McFadden tries to argue that almost all the examples of ‘integrated information,’ including conventional computing and neuronal information processing, are integrated temporarily because the output depends upon multiple inputs. He says that information integration does apply in time instead of space. So it cannot correspond to information integrating physically. He stresses the point that only energy fields are capable of incorporating the information in an area.

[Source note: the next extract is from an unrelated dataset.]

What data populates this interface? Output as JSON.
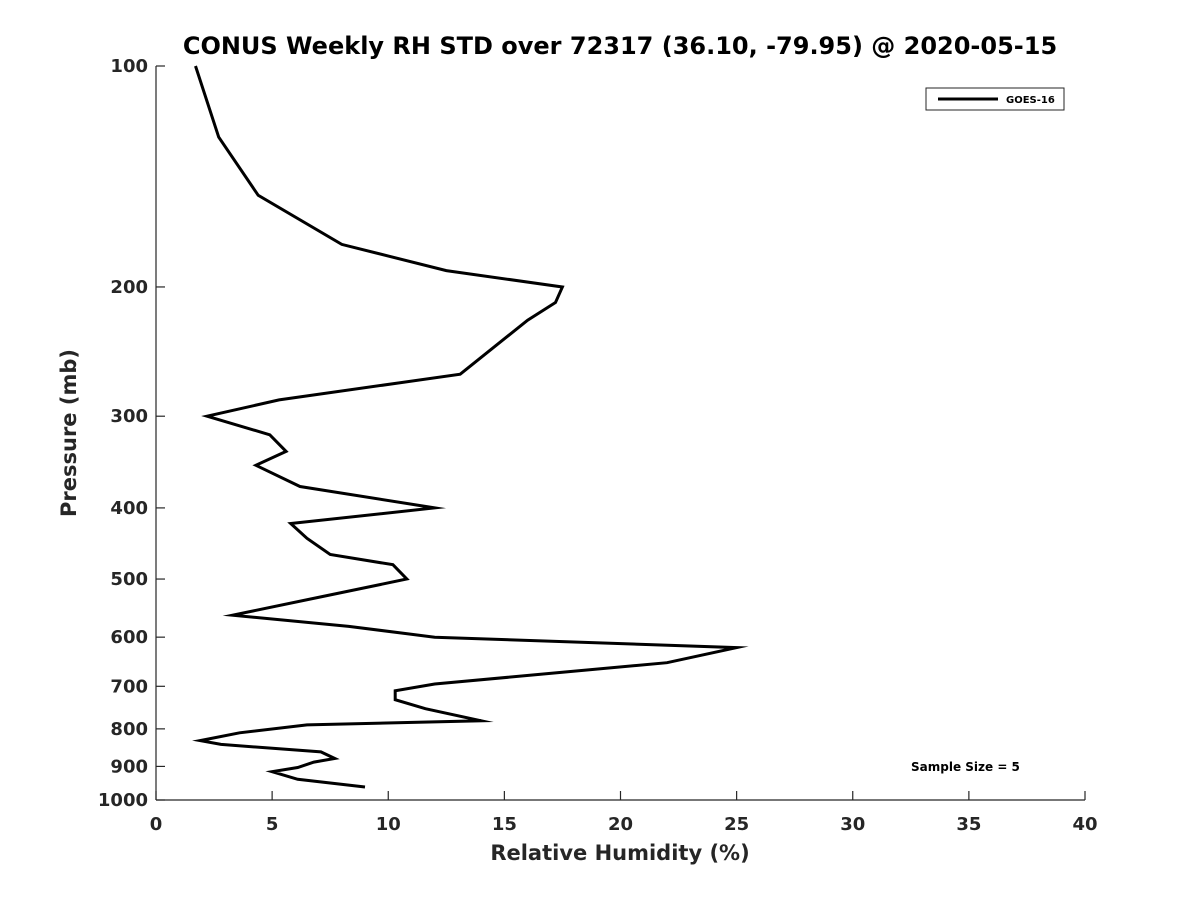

McFadden says that he disagrees with the concept of physical structures inside the brain responsible for the way pieces of information extend through our minds and form ideas. He says this process must be happening within the added medium of an electromagnetic field in the brain.
JohnJoe McFadden argues that all of his statements support experiments conducted on the brain’s activity nature. Even though all of this sounds wild, Mcfadden is professionally a molecular geneticist trying to follow the ancient tradition of introducing the latest knowledge into a theory of what makes us humans.
Until the human brain is alive, McFadden says the electric glow will generate inside and provoke all human thoughts and feelings. Plus, the point is that the theory of McFadden is testable in the laboratory.
Many questions are unanswered. Some of them are about the extent of synchrony and degree required for encoding conscious thoughts, the effect of anesthetics and drugs on the cemi field, and the status of cemi fields in animal brains. He explains in the paper that cemi theory provides a new pattern in which consciousness is rooted in a physical, artificially malleable structure and is open to experimental testing.